Shein, Temu, AliExpress… La France supprime déjà la taxe sur les petits colis chinois
Quatre mois à peine après son entrée en vigueur, la taxe française sur les petits colis en provenance de pays non européens est supprimée. Elle laissera bientôt la place à une autre redevance, mise en place cette fois par l'Europe.
Pour lutter contre les plateformes chinoises comme Shein, Temu ou AliExpress – qui font de l'ombre aux commerces et aux distributeurs français en raison de leurs produits vendus à des prix défiant toute concurrence –, le Gouvernement avait instauré une taxe. Depuis le 1er mars 2026, tous les petits colis qui proviennent de pays hors de l'Union européenne sont soumis à des frais.
En pratique, il s'agit d'une amende forfaitaire de deux euros, qui est appliquée sur tous les articles de moins de 150 euros dans un paquet. Cette taxe de deux euros devait ensuite être complétée par un droit de douane européen de trois euros par article, applicable à partir de ce mercredi 1er juillet 2026. Ainsi, chaque article provenant de plateformes extra-européennes devait être soumis à une taxe totale… de cinq euros.
Taxe sur les petits colis : un système vite détourné
Malheureusement, la stratégie déployée par l'État français n'a pas été très efficace. En effet, les plateformes chinoises ont trouvé un moyen très simple de contourner la taxe : elles faisaient atterrir leurs avions-cargos remplis de colis dans des pays voisins, comme les Pays-Bas ou la Belgique (voir notre article). Dès lors que les paquets avaient atterri sur le sol européen, ils profitaient du principe de libre circulation des biens et étaient acheminés via des camions. La taxe douanière ne pouvait donc pas s'appliquer, puisqu'elle ne s'applique qu'aux colis qui arrivent directement sur le sol national.
Face à cette ruse, le Gouvernement français a pris une décision drastique. Dans un communiqué adressé à l'AFP, le cabinet du ministre du Commerce, Serge Papin, a annoncé la suspension de la taxe sur les petits colis provenant de pays hors de l'Union européenne. "Comme nous sommes dans un marché unique, que nous travaillons avec nos partenaires européens, il ne se justifie plus de garder uniquement notre taxe petits colis", a confirmé le Gouvernement, précisant que la France s'alignait sur la réglementation européenne en appliquant uniquement un "droit de douane de trois euros", instauré à partir de ce mercredi 1er juillet.
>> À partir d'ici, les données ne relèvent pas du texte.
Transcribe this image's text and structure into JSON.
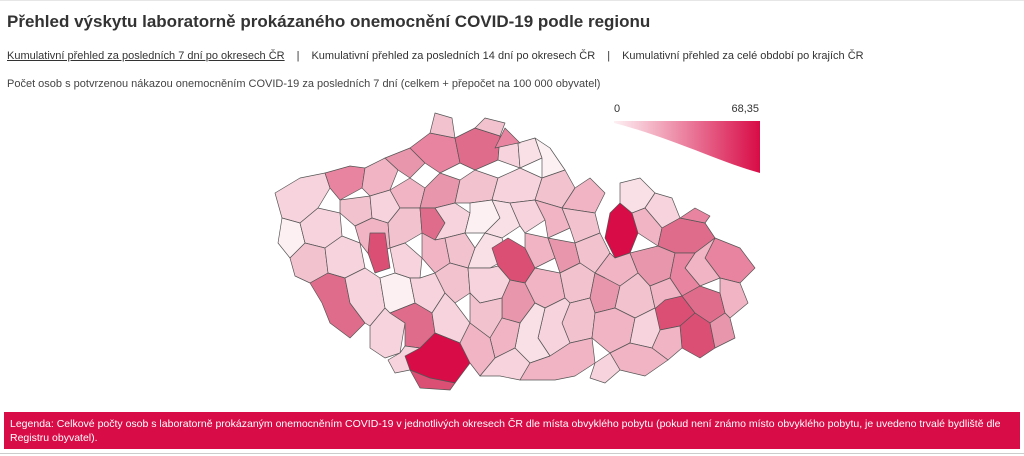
{
  "title": "Přehled výskytu laboratorně prokázaného onemocnění COVID-19 podle regionu",
  "tabs": [
    {
      "label": "Kumulativní přehled za posledních 7 dní po okresech ČR",
      "active": true
    },
    {
      "label": "Kumulativní přehled za posledních 14 dní po okresech ČR",
      "active": false
    },
    {
      "label": "Kumulativní přehled za celé období po krajích ČR",
      "active": false
    }
  ],
  "separator": "|",
  "subtitle": "Počet osob s potvrzenou nákazou onemocněním COVID-19 za posledních 7 dní (celkem + přepočet na 100 000 obyvatel)",
  "scale": {
    "min": "0",
    "max": "68,35",
    "color_low": "#fdf0f3",
    "color_high": "#d80c47"
  },
  "legend": "Legenda: Celkové počty osob s laboratorně prokázaným onemocněním COVID-19 v jednotlivých okresech ČR dle místa obvyklého pobytu (pokud není známo místo obvyklého pobytu, je uvedeno trvalé bydliště dle Registru obyvatel).",
  "colors": {
    "accent": "#d80c47",
    "district_border": "#555555"
  }
}
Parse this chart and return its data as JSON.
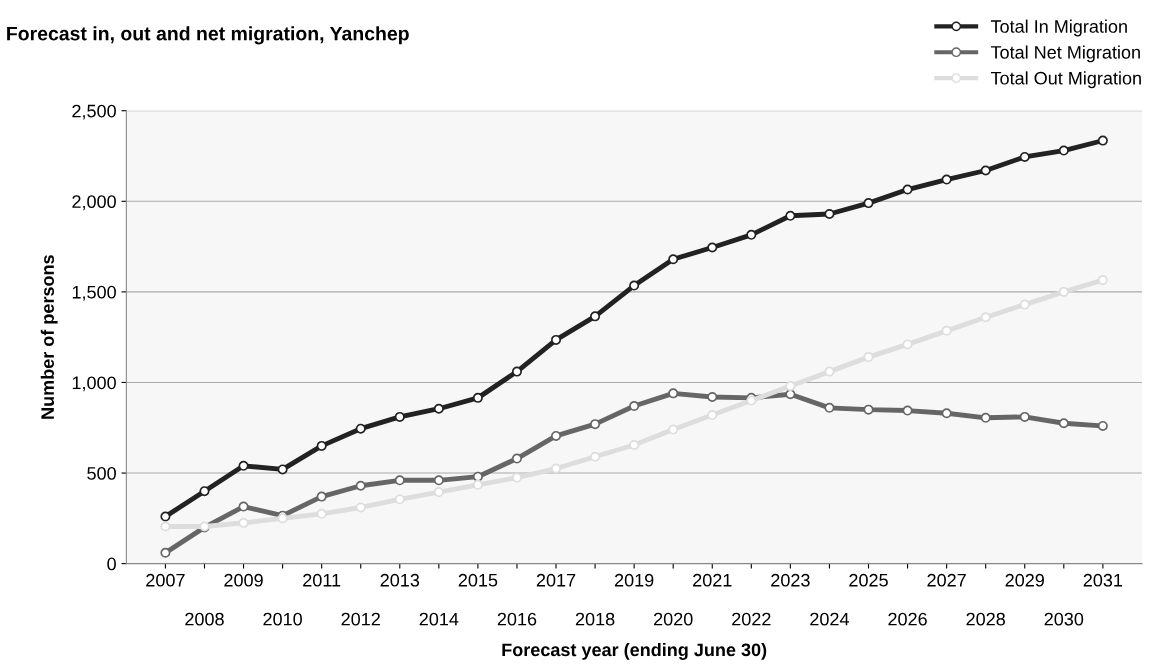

La taxe de deux euros sur les petits colis aura seulement duré quatre mois. Pourtant, l'État semble satisfait par cette mesure, qui aurait incité l'Europe à appliquer un droit de douane aux plateformes de commerce en ligne extra-européennes. "Notre objectif, c'était (…) de pousser l'Europe à prendre des mesures" et "nous avons obtenu gain de cause", a précisé le cabinet du ministre du Commerce. Une victoire plus que contestable quand on sait que plusieurs zones de fret parisiennes ont été touchées par de nombreux licenciements liés au fait que les avions de marchandises n'atterrissaient plus dans l'Hexagone.